Embedding split text

To see how the splitting works in relation to retrieval augmented generation (RAG), let's see what happens when we embed the split text. See the document LLM Embed Specification for a description of embedding and definitions of the index specification lineparse items. The embedding process creates a vector database associated with the split text repo usc we have created.

We can embed with WebView, described next, and with agtool. When running AllegroGraph.cloud you must use WebView.

Embedding with WebView

When the usc repo is open, open the Repository control menu and select Create LLM Embedding:

Repository Control menu

Fill in the dialog, as shown using the following values (see the document LLM Embed Specification for definitions of the index specification items):

Create LLM Embedding dialog

When ready, click Launch Index at the bottom. Creating the index may take some time. When it competes, you are ready to query the database.

Embedding with agtool

First, create an index specification file usc-vec.def (replace localhost:10035 if necessary):

embed  
  embedder openai  
  if-exists supersede  
  api-key "<api key goes here>"  
  vector-database-name localhost:10035/usc-vec  
  limit 1000000  
  splitter list  
  include-predicates <http://franz.com/split/content>  
  include-types <http://franz.com/split/Window> 

See the document LLM Embed Specification for definitions of the index specification lineparse items. This lineparse file creates a vector database called usc-vec. We add the embeddings to the vector database with (the --quiet argument supresses the voluminous output):

 agtool llm index --quiet localhost:10035/usc usc-vec.def  

Querying a vector database

Finally, after building the usc-vec vector database, we can test it with a query. You can run a query on the vector database from any repository, including the vector database itself, but generally we favor running it in the "knowledge" repository containing the split text, in this case usc.

Here is a sample query. Copy and paste it into the usc repo query page, or use agtool query as we describe below.

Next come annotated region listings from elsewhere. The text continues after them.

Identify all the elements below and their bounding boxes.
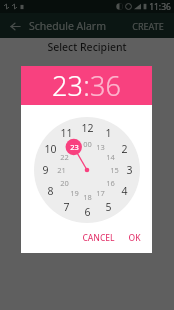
- staticText: 12: [81, 121, 94, 135]
- staticText: OK: [128, 232, 141, 244]
- staticText: 13: [96, 142, 105, 152]
- staticText: 22: [60, 152, 69, 162]
- staticText: 4: [121, 184, 128, 198]
- staticText: 7: [63, 200, 70, 214]
- staticText: Select Recipient: [47, 40, 127, 54]
- staticText: 18: [83, 192, 92, 202]
- staticText: Schedule Alarm: [29, 19, 106, 33]
- staticText: 14: [106, 152, 115, 162]
- staticText: 9: [42, 163, 49, 177]
- button[interactable]: CANCEL: [79, 229, 118, 247]
- staticText: 23: [70, 142, 79, 152]
- staticText: 23: [52, 67, 83, 104]
- staticText: 20: [60, 178, 69, 188]
- staticText: 36: [90, 67, 121, 104]
- staticText: 15: [110, 165, 119, 175]
- button[interactable]: 36: [90, 67, 121, 104]
- staticText: :: [83, 67, 90, 104]
- staticText: 10: [44, 142, 57, 156]
- staticText: 21: [57, 165, 66, 175]
- staticText: 19: [70, 188, 79, 198]
- staticText: CREATE: [132, 20, 164, 32]
- staticText: 00: [83, 139, 92, 149]
- staticText: 5: [105, 200, 112, 214]
- staticText: 8: [47, 184, 54, 198]
- staticText: 3: [126, 163, 133, 177]
- staticText: 17: [96, 188, 105, 198]
- staticText: 2: [121, 142, 128, 156]
- button[interactable]: Clock face: [34, 117, 140, 223]
- staticText: CANCEL: [82, 232, 115, 244]
- button[interactable]: OK: [125, 229, 144, 247]
- staticText: 11:36: [149, 1, 171, 13]
- staticText: 16: [106, 178, 115, 188]
- button[interactable]: Back: [6, 17, 24, 35]
- staticText: 1: [105, 126, 112, 140]
- button[interactable]: 23: [52, 67, 83, 104]
- button[interactable]: CREATE: [130, 15, 166, 37]
- staticText: 11: [60, 126, 73, 140]
- staticText: 6: [84, 205, 91, 219]
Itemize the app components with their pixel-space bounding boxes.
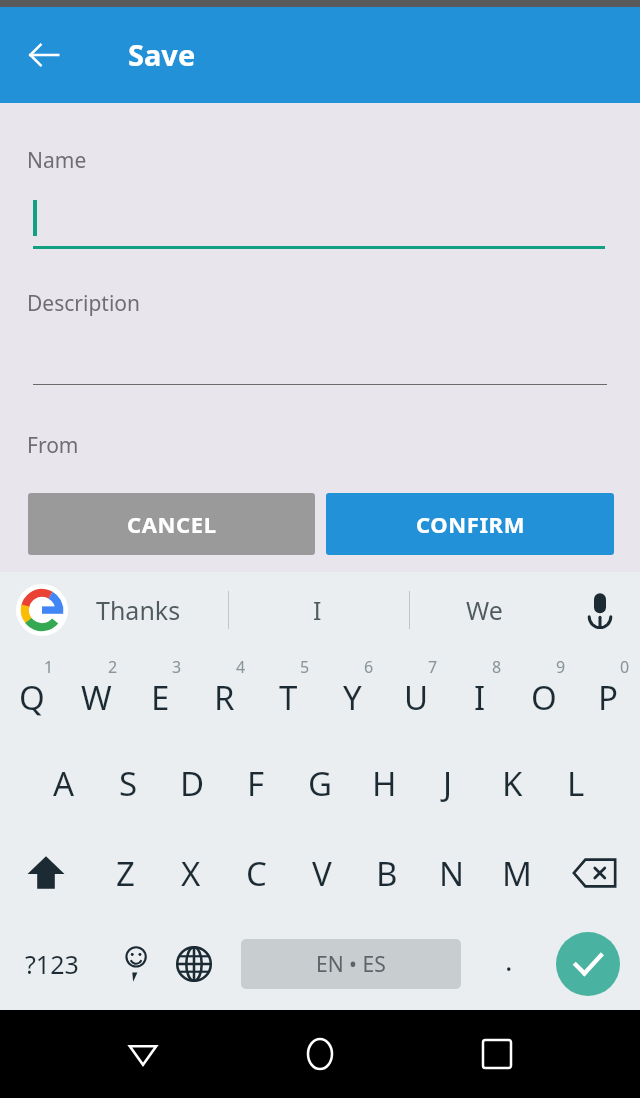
button[interactable]: H (352, 738, 416, 828)
staticText: D (180, 761, 205, 806)
staticText: Description (27, 289, 141, 318)
button[interactable]: D (160, 738, 224, 828)
button[interactable]: Z (92, 828, 158, 918)
button[interactable]: I (448, 648, 512, 738)
button[interactable]: Back (110, 1021, 176, 1087)
staticText: I (474, 675, 486, 720)
staticText: 6 (364, 656, 374, 678)
button[interactable]: B (354, 828, 419, 918)
staticText: F (247, 761, 265, 806)
staticText: B (376, 851, 398, 896)
button[interactable]: X (158, 828, 224, 918)
button[interactable]: Enter (556, 932, 620, 996)
staticText: From (27, 431, 79, 460)
button[interactable]: I (313, 593, 322, 627)
staticText: L (567, 761, 585, 806)
staticText: T (279, 675, 298, 720)
staticText: EN • ES (316, 950, 386, 979)
staticText: . (505, 941, 513, 979)
staticText: J (443, 761, 453, 806)
staticText: W (81, 675, 112, 720)
button[interactable]: U (384, 648, 448, 738)
button[interactable]: G (288, 738, 352, 828)
button[interactable]: V (289, 828, 354, 918)
staticText: S (119, 761, 138, 806)
button[interactable]: F (224, 738, 288, 828)
button[interactable]: Backspace (549, 828, 640, 918)
staticText: Y (343, 675, 362, 720)
staticText: 2 (108, 656, 118, 678)
button[interactable]: ?123 (6, 918, 98, 1010)
button[interactable] (33, 325, 607, 385)
staticText: M (502, 851, 532, 896)
button[interactable]: C (224, 828, 289, 918)
staticText: A (53, 761, 75, 806)
button[interactable]: O (512, 648, 576, 738)
button[interactable]: E (128, 648, 192, 738)
button[interactable]: Q (0, 648, 64, 738)
staticText: K (502, 761, 523, 806)
staticText: 0 (620, 656, 630, 678)
staticText: O (531, 675, 557, 720)
staticText: Save (128, 35, 196, 74)
button[interactable]: Shift (0, 828, 92, 918)
staticText: U (404, 675, 429, 720)
staticText: 7 (428, 656, 438, 678)
staticText: P (598, 675, 618, 720)
button[interactable]: A (32, 738, 96, 828)
button[interactable]: J (416, 738, 480, 828)
staticText: Q (19, 675, 45, 720)
button[interactable]: EN • ES (241, 939, 461, 989)
button[interactable]: Google (14, 582, 70, 638)
button[interactable]: R (192, 648, 256, 738)
staticText: X (181, 851, 201, 896)
button[interactable]: S (96, 738, 160, 828)
staticText: 8 (492, 656, 502, 678)
button[interactable]: W (64, 648, 128, 738)
staticText: CANCEL (127, 509, 217, 539)
staticText: H (372, 761, 397, 806)
staticText: 9 (556, 656, 566, 678)
staticText: R (214, 675, 235, 720)
staticText: N (439, 851, 465, 896)
staticText: CONFIRM (416, 509, 525, 539)
staticText: E (151, 675, 170, 720)
button[interactable]: T (256, 648, 320, 738)
button[interactable]: Thanks (96, 593, 181, 627)
staticText: 4 (236, 656, 246, 678)
button[interactable]: Change language (158, 918, 230, 1010)
staticText: Name (27, 146, 87, 175)
button[interactable]: CANCEL (28, 493, 315, 555)
button[interactable]: Back (14, 25, 74, 85)
button[interactable]: N (419, 828, 484, 918)
button[interactable]: . (478, 918, 540, 1010)
button[interactable]: P (576, 648, 640, 738)
button[interactable] (28, 181, 608, 253)
staticText: Z (116, 851, 135, 896)
button[interactable]: Recent apps (464, 1021, 530, 1087)
button[interactable]: K (480, 738, 544, 828)
staticText: ?123 (25, 947, 79, 981)
staticText: G (308, 761, 333, 806)
button[interactable]: CONFIRM (326, 493, 614, 555)
button[interactable]: M (484, 828, 549, 918)
button[interactable]: We (466, 593, 503, 627)
staticText: 5 (300, 656, 310, 678)
staticText: 1 (44, 656, 54, 678)
button[interactable]: Home (287, 1021, 353, 1087)
staticText: 3 (172, 656, 182, 678)
staticText: V (312, 851, 332, 896)
button[interactable]: Emoji and comma (98, 918, 170, 1010)
staticText: C (246, 851, 267, 896)
button[interactable]: L (544, 738, 608, 828)
button[interactable]: Voice input (572, 582, 628, 638)
button[interactable]: Y (320, 648, 384, 738)
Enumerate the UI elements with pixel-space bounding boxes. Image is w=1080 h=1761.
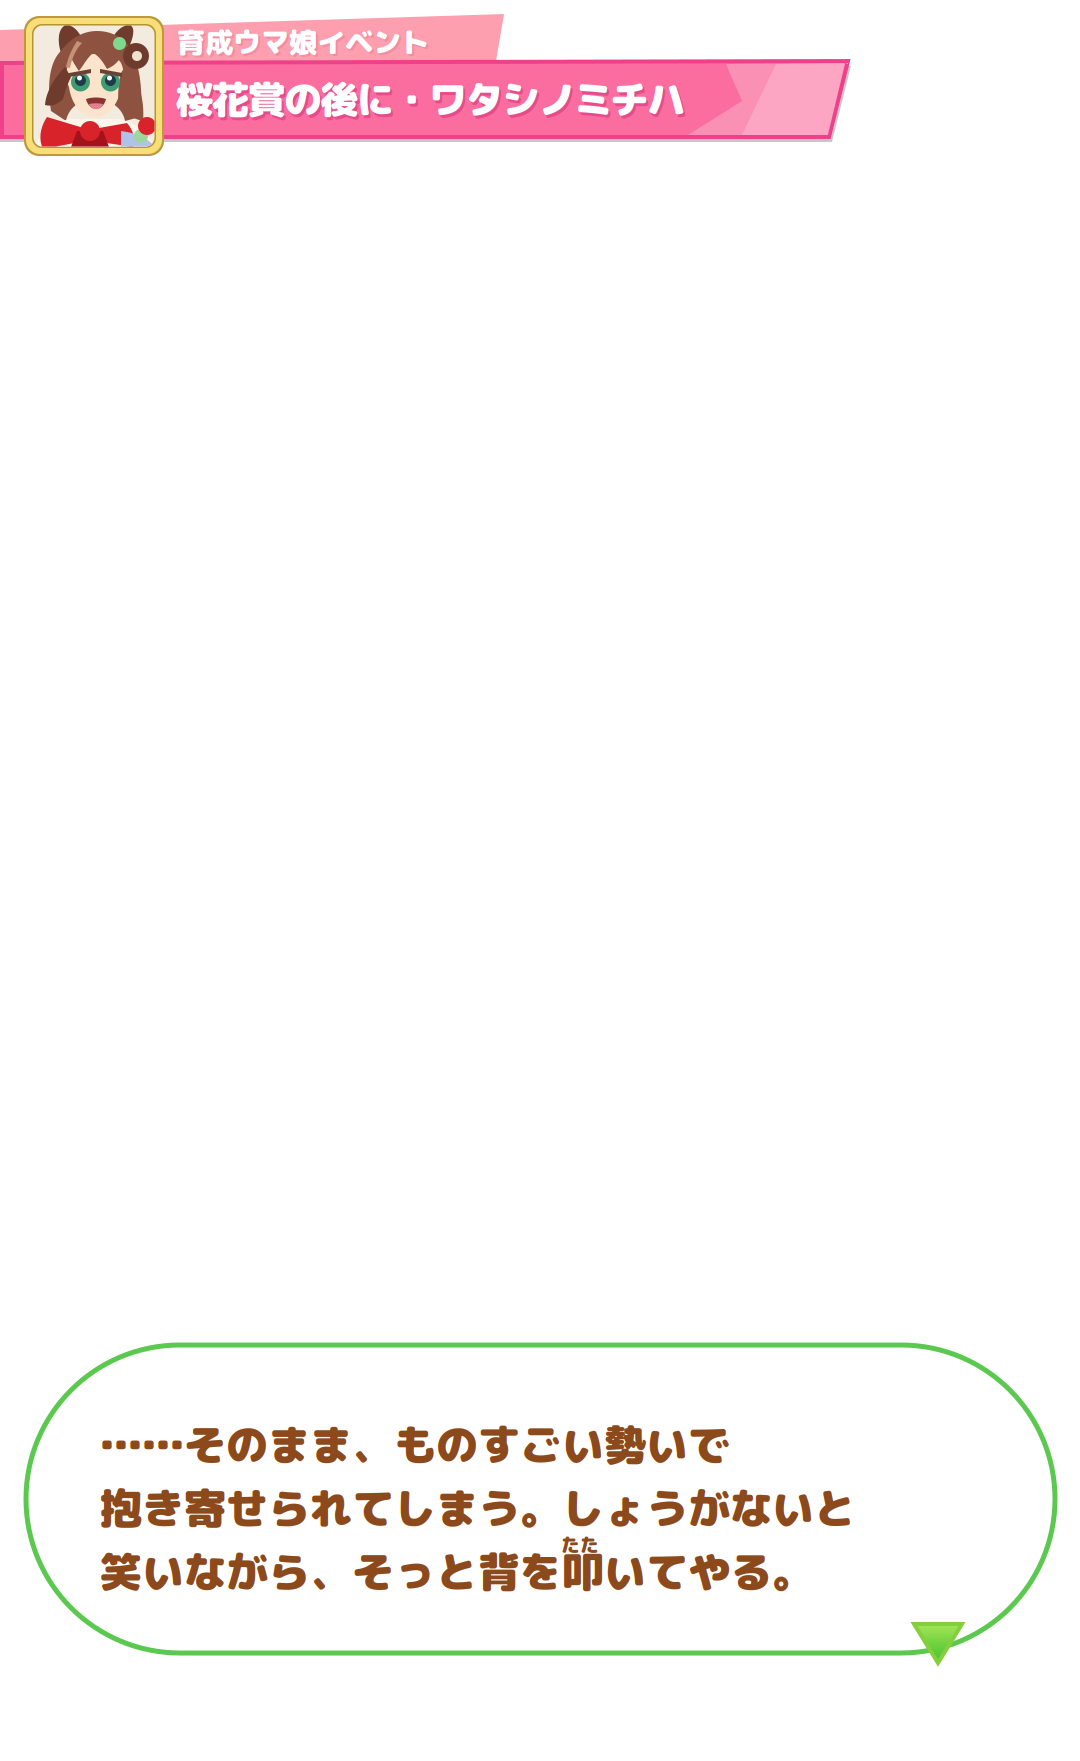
button[interactable]: 桜花賞の後に・ワタシノミチハ [175, 76, 815, 122]
button[interactable]: ……そのまま、ものすごい勢いで [26, 1345, 1055, 1653]
staticText: 桜花賞の後に・ワタシノミチハ [177, 76, 687, 128]
staticText: 育成ウマ娘イベント [177, 22, 429, 62]
staticText: 笑いながら、そっと背を叩いてやる。 [100, 1542, 814, 1601]
staticText: たた [561, 1532, 599, 1558]
staticText: 桜花賞の後に・ワタシノミチハ [175, 72, 685, 126]
staticText: ……そのまま、ものすごい勢いで [100, 1415, 730, 1474]
staticText: 育成ウマ娘イベント [179, 24, 431, 64]
staticText: 抱き寄せられてしまう。しょうがないと [100, 1479, 856, 1537]
button[interactable]: 育成ウマ娘イベント [177, 27, 477, 57]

PREFIX llm: <http://franz.com/ns/allegrograph/8.0.0/llm/>  
PREFIX franzOption_openaiApiKey: <franz:api key goes here>  
SELECT  ?response {  
  bind("Can a state have more than two senators, and if not, why?"  
       as ?query)  
  (?response ?score ?citation ?content) llm:askMyDocuments (?query "localhost:10035/usc-vec" 10 0.8).  
} LIMIT 1 

To use agtool, Place the SPARQL query above in a file query.rq. Then run the query in agtool.

agtool query http://localhost:10035/repositories/usc query.rq --output-format simple-csv 

And observe the response

"No, a state cannot have more than two senators.  
This is outlined in the 17th Amendment of the U.S. Constitution,  
which states that the Senate of the United States shall be composed  
of two Senators from each State." 

Updating databases when documents are updated

The US constitution is rarely updated but many documents are revised from time to time. Suppose you have a text document mydoc-1.txt and you split it into a repository and create an associated vector database, as we have described in this document.

Then a revised version, mydoc-2.txt comes out. You can redo the splitting entirely (specify supersede in the If Vector Database exists field of the WebView dialog) and must do so if there are deletions as well as additions. But if there are only additions, you can just update the existing repo by specifying if-exists open in the .def file or specify open instead of supersede in the If Vector Database exists field of the WebView dialog. The embedder will skip embedding any strings already in the vector database. Skipping existing embeddings is much faster than redoing everything when processing additions. Only new text will be used to create new triples in the vector database.